O país, juntamente com a Etiópia e o Quénia, enfrenta a pior seca das últimas décadas no Corno de África.
Noutros países, o conflito no Sudão provocou a deslocação de mais de três milhões de pessoas - e a potencial nova escassez de cereais poderá aumentar a dificuldade na prestação de ajuda.
De acordo com o sítio Web do Ministério dos Negócios Estrangeiros alemão, cerca de 350 milhões de pessoas em todo o mundo são atualmente afectadas pela fome aguda.
O Ministério citou dados que mostram que, por cada aumento de um por cento nos preços dos alimentos, mais um milhão de pessoas são empurradas para a pobreza absoluta, referindo que, no ano passado, os preços dos cereais subiram 23%.
A Rússia queixou-se anteriormente de que o acordo não ajudou os cereais a chegar aos países pobres, referindo que a maior parte das exportações da Ucrânia se destinava à China e a países fora de África.
Qual é o estado do abastecimento alimentar mundial?
A agência noticiosa Reuters informou que as reservas mundiais de milho começaram a época 2021/22 num mínimo de seis anos, pelo que a invasão da Ucrânia pela Rússia levou a um salto significativo nos preços.
Um aumento acentuado das exportações do Brasil, no entanto, ajudou desde então a aumentar o abastecimento, juntamente com a reabertura do corredor do Mar Negro da Ucrânia em julho passado.
Com o pacto que criou um canal de navegação seguro, a Ucrânia pôde exportar 32,9 milhões de toneladas de produtos agrícolas, incluindo 16,9 milhões de toneladas de milho e 8,9 milhões de toneladas de trigo.
Antes do conflito, a Ucrânia exportava cerca de 25 a 30 milhões de toneladas de milho por ano, principalmente através do Mar Negro, e 16 a 21 milhões de toneladas de trigo.
O Departamento de Agricultura dos EUA previu que as existências globais de milho até ao final da época de 2023/24 estarão num máximo de cinco anos.
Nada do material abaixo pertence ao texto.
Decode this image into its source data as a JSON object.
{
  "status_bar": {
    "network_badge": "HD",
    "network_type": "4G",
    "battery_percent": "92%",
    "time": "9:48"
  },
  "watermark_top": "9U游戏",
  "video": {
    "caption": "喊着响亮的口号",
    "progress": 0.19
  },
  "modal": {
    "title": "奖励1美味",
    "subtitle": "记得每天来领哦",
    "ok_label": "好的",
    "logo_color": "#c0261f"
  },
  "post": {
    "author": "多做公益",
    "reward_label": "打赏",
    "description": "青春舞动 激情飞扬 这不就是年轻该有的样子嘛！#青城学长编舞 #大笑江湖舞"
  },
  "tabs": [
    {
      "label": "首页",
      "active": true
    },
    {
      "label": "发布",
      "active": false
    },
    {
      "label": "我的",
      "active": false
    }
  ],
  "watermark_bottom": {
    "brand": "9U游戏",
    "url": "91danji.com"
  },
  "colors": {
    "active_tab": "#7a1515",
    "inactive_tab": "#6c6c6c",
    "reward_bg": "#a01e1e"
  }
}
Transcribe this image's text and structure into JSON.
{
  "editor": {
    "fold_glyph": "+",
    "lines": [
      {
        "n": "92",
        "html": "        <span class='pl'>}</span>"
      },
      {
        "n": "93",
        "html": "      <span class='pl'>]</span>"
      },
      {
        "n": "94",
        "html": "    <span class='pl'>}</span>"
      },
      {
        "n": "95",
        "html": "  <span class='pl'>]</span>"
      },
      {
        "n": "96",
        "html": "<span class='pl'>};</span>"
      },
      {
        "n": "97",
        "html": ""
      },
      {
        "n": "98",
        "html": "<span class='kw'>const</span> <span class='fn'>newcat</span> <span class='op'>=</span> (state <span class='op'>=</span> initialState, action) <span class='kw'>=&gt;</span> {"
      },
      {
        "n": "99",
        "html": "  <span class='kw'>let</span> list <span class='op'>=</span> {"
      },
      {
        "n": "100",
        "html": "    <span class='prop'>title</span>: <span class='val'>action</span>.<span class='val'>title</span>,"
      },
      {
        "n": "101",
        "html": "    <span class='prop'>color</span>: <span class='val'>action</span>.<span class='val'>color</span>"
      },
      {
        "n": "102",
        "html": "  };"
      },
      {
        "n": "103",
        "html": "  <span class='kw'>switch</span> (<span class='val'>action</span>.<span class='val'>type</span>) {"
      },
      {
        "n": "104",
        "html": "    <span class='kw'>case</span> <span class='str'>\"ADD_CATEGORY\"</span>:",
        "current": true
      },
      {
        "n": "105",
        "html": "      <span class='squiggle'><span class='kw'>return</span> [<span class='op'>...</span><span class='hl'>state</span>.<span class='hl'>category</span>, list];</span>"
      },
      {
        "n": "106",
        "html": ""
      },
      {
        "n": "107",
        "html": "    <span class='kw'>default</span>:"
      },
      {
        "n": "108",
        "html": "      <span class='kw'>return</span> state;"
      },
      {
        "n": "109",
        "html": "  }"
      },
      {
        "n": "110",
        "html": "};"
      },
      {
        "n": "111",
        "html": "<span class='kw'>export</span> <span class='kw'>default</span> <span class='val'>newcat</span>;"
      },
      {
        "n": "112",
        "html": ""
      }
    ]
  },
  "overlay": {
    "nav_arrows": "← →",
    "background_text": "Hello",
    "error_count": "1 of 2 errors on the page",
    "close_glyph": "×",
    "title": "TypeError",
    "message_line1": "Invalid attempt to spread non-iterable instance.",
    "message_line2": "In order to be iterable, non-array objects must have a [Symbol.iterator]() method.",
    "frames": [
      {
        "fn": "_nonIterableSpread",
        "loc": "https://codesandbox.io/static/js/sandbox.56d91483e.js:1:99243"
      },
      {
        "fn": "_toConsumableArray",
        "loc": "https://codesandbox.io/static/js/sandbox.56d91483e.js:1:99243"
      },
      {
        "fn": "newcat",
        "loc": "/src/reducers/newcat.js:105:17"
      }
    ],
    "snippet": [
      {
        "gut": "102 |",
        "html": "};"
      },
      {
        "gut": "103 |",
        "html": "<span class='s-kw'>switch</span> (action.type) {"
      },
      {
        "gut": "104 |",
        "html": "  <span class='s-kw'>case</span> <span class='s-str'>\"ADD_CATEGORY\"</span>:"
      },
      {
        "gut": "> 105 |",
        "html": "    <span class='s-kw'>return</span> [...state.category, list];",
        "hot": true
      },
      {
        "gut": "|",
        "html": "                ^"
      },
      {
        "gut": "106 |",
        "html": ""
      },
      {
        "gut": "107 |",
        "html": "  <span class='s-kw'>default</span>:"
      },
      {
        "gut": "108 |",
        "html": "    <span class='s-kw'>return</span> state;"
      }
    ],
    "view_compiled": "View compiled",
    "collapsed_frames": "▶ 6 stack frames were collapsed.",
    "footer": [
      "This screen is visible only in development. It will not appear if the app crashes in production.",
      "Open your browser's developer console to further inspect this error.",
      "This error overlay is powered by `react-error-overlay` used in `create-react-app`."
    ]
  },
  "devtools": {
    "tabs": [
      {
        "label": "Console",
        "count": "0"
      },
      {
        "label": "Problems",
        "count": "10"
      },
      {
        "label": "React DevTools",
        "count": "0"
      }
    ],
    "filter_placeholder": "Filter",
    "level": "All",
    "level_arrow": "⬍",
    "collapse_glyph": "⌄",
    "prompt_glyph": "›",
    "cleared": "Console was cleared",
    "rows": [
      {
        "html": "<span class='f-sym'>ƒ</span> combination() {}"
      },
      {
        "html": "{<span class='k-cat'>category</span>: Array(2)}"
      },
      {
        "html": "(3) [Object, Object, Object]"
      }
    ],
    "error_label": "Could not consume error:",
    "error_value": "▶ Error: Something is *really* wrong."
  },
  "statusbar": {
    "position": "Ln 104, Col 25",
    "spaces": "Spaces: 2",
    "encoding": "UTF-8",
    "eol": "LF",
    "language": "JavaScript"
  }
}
No entanto, as existências globais de trigo estão mais apertadas e prevê-se que estejam num mínimo de oito anos no final da época de 2023/24, segundo dados do USDA.
Qual a probabilidade de a Rússia voltar a aderir ao acordo sobre os cereais?
As Nações Unidas disseram que tentariam fazer com que os representantes russos voltassem à mesa de negociações.
"O Secretário-Geral continuará a explorar todas as vias possíveis para garantir que os grãos ucranianos ou russos e os fertilizantes russos sejam lançados no mercado global ... Há uma série de ideias que estão a ser apresentadas", refere um comunicado da ONU.
O Presidente turco, Tayyip Erdogan, disse acreditar que Putin quer que o acordo se mantenha e que irá discuti-lo com ele quando se encontrarem pessoalmente em agosto.
Moscovo, por sua vez, indicou que só regressaria ao acordo sobre os cereais se as regras fossem flexibilizadas para as suas próprias exportações de alimentos e fertilizantes, que estão atualmente sujeitas a sanções ocidentais. A Rússia deu à ONU um prazo de três meses para cumprir as suas condições.
Apesar das sanções ocidentais, as exportações de cereais da Rússia beneficiaram do bloqueio das exportações ucranianas do ano passado. Estima-se que a quota da Rússia nas exportações globais de trigo tenha aumentado para 22,3% em 2022, de 16,6% um ano antes, de acordo com estatísticas do Conselho Internacional de Grãos.
A quota de mercado da Ucrânia caiu de 9,7% para cerca de 8,3% e, em 2024, poderá ter diminuído para metade em apenas dois anos.